Sexual dysfunction, cognitive impairment, and fatigue are significant issues for individuals with MS. Healthcare providers should be trained and encouraged to incorporate regular assessments of cognitive function, fatigue screening, sexual health, and employment-related concerns into their care protocols [21]. All these factors could potentially address the social determinants of health that contribute to the overall MS prognosis [3].
Health equity and care access
MS is more common in women than men, with women reporting different characteristics such as more fatigue and anxiety and notably an increasing relationship of MS outcomes with race, ethnicity, socioeconomic status and stigmatization [3]. Special attention should be given to vulnerable populations such as expatriates, those with lower socioeconomic status who have an additional barrier to access comprehensive MS care. This study did not include “Young people with MS”, but similar guidelines should apply to young people and children with MS.

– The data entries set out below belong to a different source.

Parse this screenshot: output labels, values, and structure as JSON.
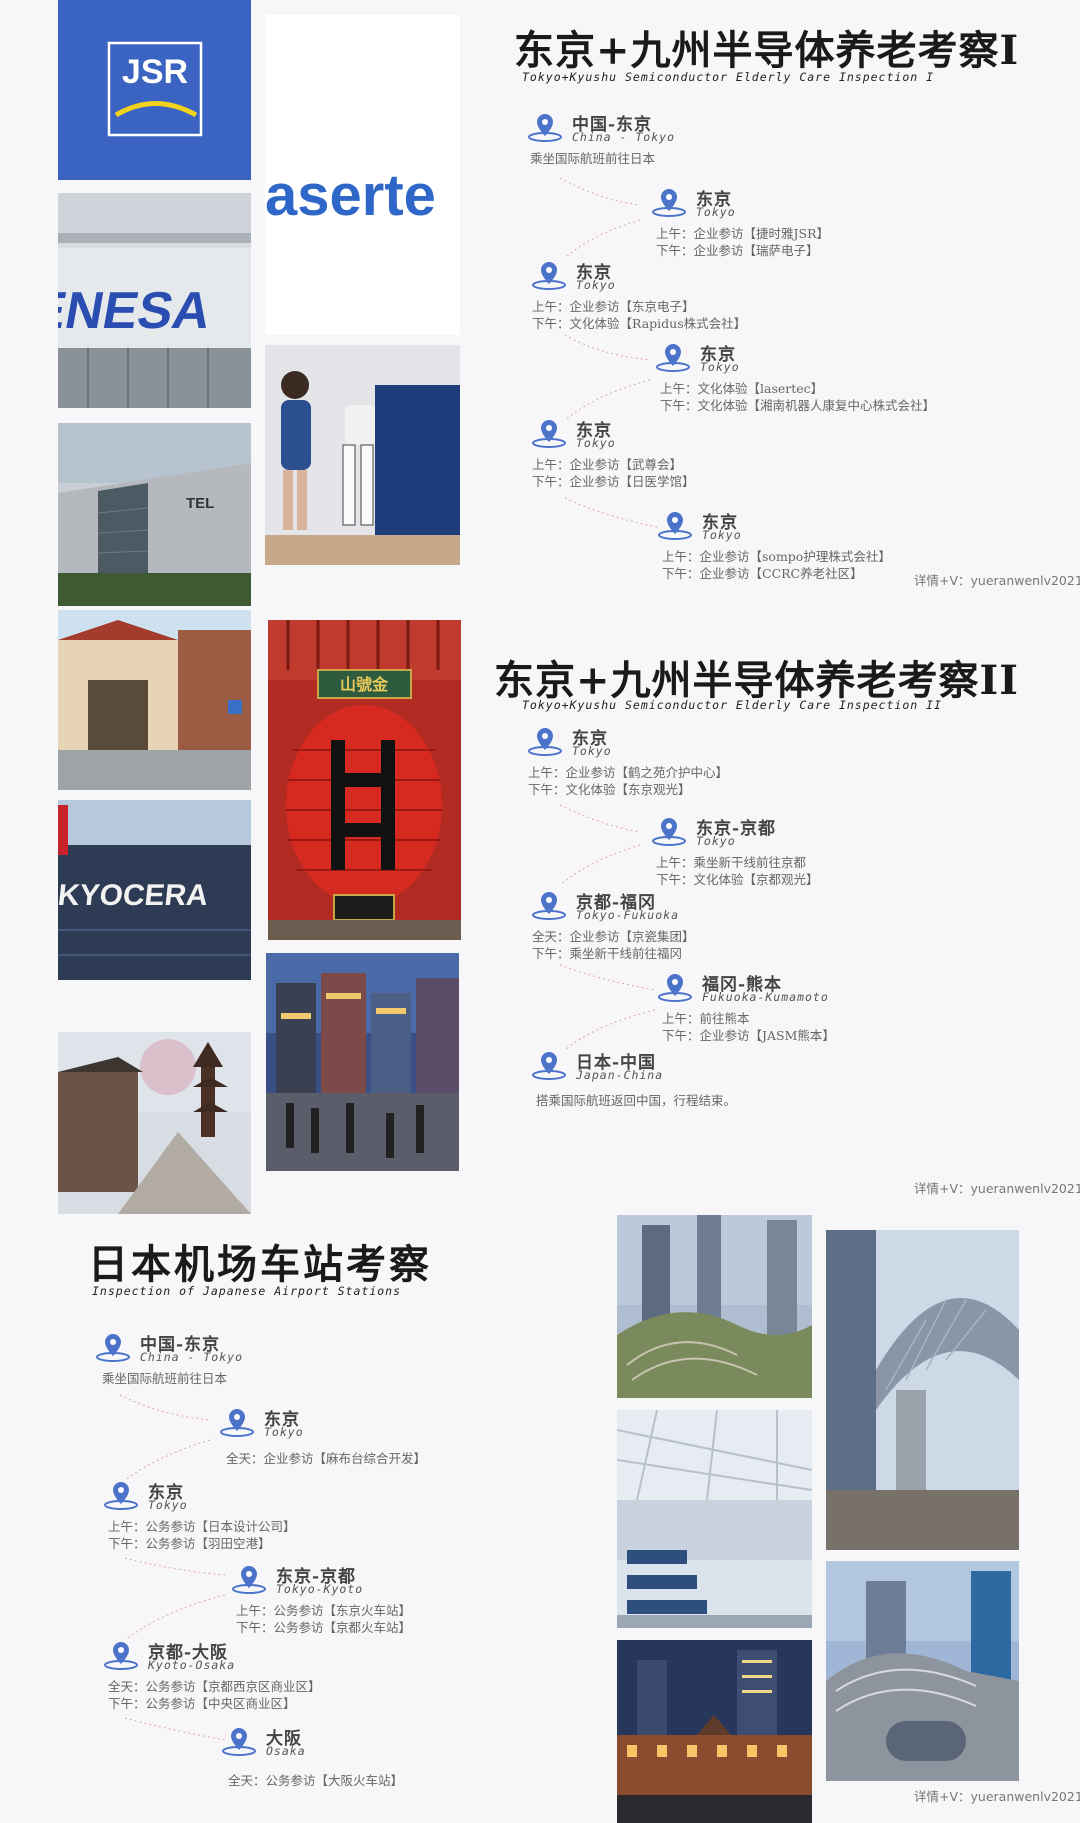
{
  "sections": [
    {
      "title": "东京+九州半导体养老考察I",
      "subtitle": "Tokyo+Kyushu Semiconductor Elderly Care Inspection I",
      "stops": [
        {
          "place": "中国-东京",
          "place_en": "China - Tokyo",
          "lines": [
            "乘坐国际航班前往日本"
          ]
        },
        {
          "place": "东京",
          "place_en": "Tokyo",
          "lines": [
            "上午：企业参访【捷时雅JSR】",
            "下午：企业参访【瑞萨电子】"
          ]
        },
        {
          "place": "东京",
          "place_en": "Tokyo",
          "lines": [
            "上午：企业参访【东京电子】",
            "下午：文化体验【Rapidus株式会社】"
          ]
        },
        {
          "place": "东京",
          "place_en": "Tokyo",
          "lines": [
            "上午：文化体验【lasertec】",
            "下午：文化体验【湘南机器人康复中心株式会社】"
          ]
        },
        {
          "place": "东京",
          "place_en": "Tokyo",
          "lines": [
            "上午：企业参访【武尊会】",
            "下午：企业参访【日医学馆】"
          ]
        },
        {
          "place": "东京",
          "place_en": "Tokyo",
          "lines": [
            "上午：企业参访【sompo护理株式会社】",
            "下午：企业参访【CCRC养老社区】"
          ]
        }
      ],
      "contact": "详情+V：yueranwenlv2021"
    },
    {
      "title": "东京+九州半导体养老考察II",
      "subtitle": "Tokyo+Kyushu Semiconductor Elderly Care Inspection II",
      "stops": [
        {
          "place": "东京",
          "place_en": "Tokyo",
          "lines": [
            "上午：企业参访【鹤之苑介护中心】",
            "下午：文化体验【东京观光】"
          ]
        },
        {
          "place": "东京-京都",
          "place_en": "Tokyo",
          "lines": [
            "上午：乘坐新干线前往京都",
            "下午：文化体验【京都观光】"
          ]
        },
        {
          "place": "京都-福冈",
          "place_en": "Tokyo-Fukuoka",
          "lines": [
            "全天：企业参访【京瓷集团】",
            "下午：乘坐新干线前往福冈"
          ]
        },
        {
          "place": "福冈-熊本",
          "place_en": "Fukuoka-Kumamoto",
          "lines": [
            "上午：前往熊本",
            "下午：企业参访【JASM熊本】"
          ]
        },
        {
          "place": "日本-中国",
          "place_en": "Japan-China",
          "lines": [
            "搭乘国际航班返回中国，行程结束。"
          ]
        }
      ],
      "contact": "详情+V：yueranwenlv2021"
    },
    {
      "title": "日本机场车站考察",
      "subtitle": "Inspection of Japanese Airport Stations",
      "stops": [
        {
          "place": "中国-东京",
          "place_en": "China - Tokyo",
          "lines": [
            "乘坐国际航班前往日本"
          ]
        },
        {
          "place": "东京",
          "place_en": "Tokyo",
          "lines": [
            "全天：企业参访【麻布台综合开发】"
          ]
        },
        {
          "place": "东京",
          "place_en": "Tokyo",
          "lines": [
            "上午：公务参访【日本设计公司】",
            "下午：公务参访【羽田空港】"
          ]
        },
        {
          "place": "东京-京都",
          "place_en": "Tokyo-Kyoto",
          "lines": [
            "上午：公务参访【东京火车站】",
            "下午：公务参访【京都火车站】"
          ]
        },
        {
          "place": "京都-大阪",
          "place_en": "Kyoto-Osaka",
          "lines": [
            "全天：公务参访【京都西京区商业区】",
            "下午：公务参访【中央区商业区】"
          ]
        },
        {
          "place": "大阪",
          "place_en": "Osaka",
          "lines": [
            "全天：公务参访【大阪火车站】"
          ]
        }
      ],
      "contact": "详情+V：yueranwenlv2021"
    }
  ],
  "photos": {
    "jsr_logo": "JSR",
    "lasertec_sign": "aserte",
    "renesas_sign": "ENESA",
    "tel_sign": "TEL",
    "kyocera_sign": "KYOCERA",
    "gate_plaque": "山號金"
  },
  "colors": {
    "pin": "#4a73c9",
    "jsr_blue": "#3a62c0",
    "lasertec_blue": "#2f67c8"
  }
}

Health policy recommendations
Health policymakers in the UAE should consider introducing guidelines that mandate comprehensive care models, including assessments of both visible and non-visible symptoms as part of routine MS care. Such policies can recommend a whole system approach to MS care which includes healthcare worker capacity building, and involving the community and employers in health promotion activities on MS. This will enable us to change the view of a disabled persons from passive to active members of the society as per the 2006, Convention on the Rights of Persons with Disabilities [22].
Limitations and strengths
The retrospective nature of data collection might introduce biases and, along with the focus on a single centre, limits the study's generalizability; additional barriers related to access and socio-cultural attitudes were not studied, and variations in healthcare spending and resource allocation, as explored by Dieleman et al. (2020), may contribute to the discrepancies observed in care practices [23]. Yet despite these limitations, the study boasts several notable strengths: it utilizes a large and diverse patient population, which enhances the representativeness and relevance of its findings; it adopts a comprehensive approach that integrates clinical data, demographic information, and support service evaluations, thereby providing a multifaceted insight into MS care practices; and it employs rigorous analytical methods through both descriptive and comparative statistical analyses to thoroughly examine care gaps. Moreover, by focusing on a specialized UAE centre, the study offers unique, region-specific insights that can inform both local clinical practices and broader public health policies, and its adherence to ethical standards through proper data anonymization and informed consent further reinforces the robustness and integrity of the research.
Conclusions
In conclusion, our findings reveal substantial gaps in comprehensive MS care at a specialized UAE center, particularly in the areas of cognitive and sexual health, as well as employment-related support. We recommend more structured policy measures such as: mandating routine assessments for cognitive, sexual, and vocational needs within national MS guidelines; forming multidisciplinary teams - including mental health professionals, physical therapists, and vocational counselors - across specialized centers; and expanding insurance coverage to ensure equitable access to necessary therapies and rehabilitation services. These strategies not only address the social determinants of health but also encourage earlier patient engagement, symptom self-reporting, and collaborative case management, ultimately enhancing the quality of life for individuals with MS in the UAE.